A recent blog post on this site (Don’t Confuse Cost Shifting with Cost Savings) noted opportunities for policymakers to actually reduce (rather than merely shift) health care costs.
In addition to the opportunities noted in that post (such as bundled payments for certain episodes of care and value-based payments for prescription drugs), there is a larger trend that also promises to reduce health care costs. However, be forewarned – these cost reductions will also create some disruption along the way. For now, let’s call this trend the downstreaming of care.
What is the Downstreaming of Care?
The downstreaming of care can be defined as providing care in less resource-intensive settings. Examples of this include the increased use of ambulatory surgical centers and freestanding imaging facilities instead of hospitals, the increased use of home-based health care, and the use of telemedicine to replace office visits. In effect, the downstreaming of care is already going on all around us. All we need to do is connect a few disparate pieces of information to better understand the larger trend under way and the implications of this trend.
• In July, the Centers for Medicare and Medicaid Services (CMS) issued proposed Medicare payment guidelines for 2018. Notably, under the proposed guidelines Medicare would start paying for total knee replacements on an outpatient basis and would cover knee replacements performed at ambulatory surgical centers as well as hospitals CMS also noted that it was considering a similar change to hip replacement surgeries. This could be huge – according to the author’s estimates there are 450,000 knee replacements and 200,000 hip replacements performed annually on Americans over age 65.
And, it is not just the federal government. Anthem BlueCross BlueShield recently announced that requests for certain imaging procedures (specific MRIs and CT scans) would be subject to additional review if the provider requests that the procedure occur in a hospital (rather than a free-standing imaging center) and that providers will be required to indicate the medical necessity for use of the hospital.

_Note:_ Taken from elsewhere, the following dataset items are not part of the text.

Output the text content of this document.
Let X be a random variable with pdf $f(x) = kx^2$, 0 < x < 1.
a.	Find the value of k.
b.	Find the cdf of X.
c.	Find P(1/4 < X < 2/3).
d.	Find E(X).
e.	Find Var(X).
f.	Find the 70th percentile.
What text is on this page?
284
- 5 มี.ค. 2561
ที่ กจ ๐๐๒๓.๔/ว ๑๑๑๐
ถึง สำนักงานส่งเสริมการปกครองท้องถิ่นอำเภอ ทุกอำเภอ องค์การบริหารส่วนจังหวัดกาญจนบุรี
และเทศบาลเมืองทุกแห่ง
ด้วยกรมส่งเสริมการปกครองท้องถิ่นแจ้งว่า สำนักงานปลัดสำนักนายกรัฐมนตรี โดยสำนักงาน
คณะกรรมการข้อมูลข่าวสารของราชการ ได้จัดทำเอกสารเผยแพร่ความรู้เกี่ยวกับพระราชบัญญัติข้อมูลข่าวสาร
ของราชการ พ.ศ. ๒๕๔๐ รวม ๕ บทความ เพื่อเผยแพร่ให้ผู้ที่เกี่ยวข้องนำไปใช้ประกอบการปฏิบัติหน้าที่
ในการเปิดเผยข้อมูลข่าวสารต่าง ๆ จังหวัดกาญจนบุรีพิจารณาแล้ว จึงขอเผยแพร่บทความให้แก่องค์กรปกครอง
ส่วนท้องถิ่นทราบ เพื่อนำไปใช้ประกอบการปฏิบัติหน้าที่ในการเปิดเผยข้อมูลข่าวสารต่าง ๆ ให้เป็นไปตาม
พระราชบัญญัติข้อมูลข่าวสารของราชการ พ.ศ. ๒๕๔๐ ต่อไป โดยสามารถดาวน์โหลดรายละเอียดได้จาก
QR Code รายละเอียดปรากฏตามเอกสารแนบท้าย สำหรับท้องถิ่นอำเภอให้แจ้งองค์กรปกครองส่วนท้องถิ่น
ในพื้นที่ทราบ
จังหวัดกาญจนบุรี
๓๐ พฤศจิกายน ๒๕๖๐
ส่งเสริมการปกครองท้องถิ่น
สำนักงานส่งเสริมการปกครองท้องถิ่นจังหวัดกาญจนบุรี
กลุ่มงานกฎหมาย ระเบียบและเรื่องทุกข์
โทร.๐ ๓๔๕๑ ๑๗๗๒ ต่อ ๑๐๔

• The delivery of various types of health care in the home continues to grow. Moreover, there is a broad consensus that the demand for home-based care will grow substantially; this reflects the fact that patients and families prefer care at home and a recognition that the home represents a cost-efficient setting for care. (See, for example, Workshop on the Future of Home Health Care). Consistent with this anticipated growth, Northwestern University’s Feinberg School of Medicine recently announced a new program that will train doctors on how to provide home-based primary care.
• The rapid growth of telemedicine has been extensively documented and the legal and regulatory environment has become increasingly receptive to the growth of telemedicine. For example, the Department of Veterans Affairs has announced a series of initiatives that will increase veterans’ access to telemedicine. And Texas recently enacted a law that is seen as a major step on the way to expanding the use of telemedicine by eliminating the requirement that that physician-patient relationships must first be established with an in-person visit.
Each of these individual trends contributes to the larger trend – the overall downstreaming of care.
What are the Implications of Downstreaming Care?
The downstreaming of care reduces costs because care is provided in a setting that is less resource intensive. For example, an ambulatory surgical center simply does not need all of the facilities, infrastructure and ancillary services of an acute care hospital. This less resource-intensive setting does not mean a poorer quality of care; rather, it is simply a business model based on lower overhead and greater focus on offering a more specific, narrower set of services. In addition to lower costs, the downstreaming of health care is meeting consumer demand in other ways, such as moving the delivery of services closer to (or actually in) the consumer’s home.
But the downstreaming of health care does come at a cost. Even without the growth of downstreaming, advances in treatment have been reducing the need for traditional resource-intensive care providers. Hospital admissions and lengths of stay have been falling for years; indeed, the number of hospital beds in the U.S. dropped by 37% between 1975 and 2013. The growth of downstreaming will increase the pressure on more traditional resource-intensive providers and we can expect more hospital and nursing home closures in the years to come. And, favorable demographics (such as the aging of the baby boom or overall increases in the U.S. population) won’t be enough to reverse the trend.
Downstreaming and Creative Destruction
Economists recognize that the free market has a messy way of delivering progress – referring to this as “creative destruction.” It looks like the downstreaming of care is poised to deliver creative new solutions for the American healthcare system – but with a fair amount of destruction along the way.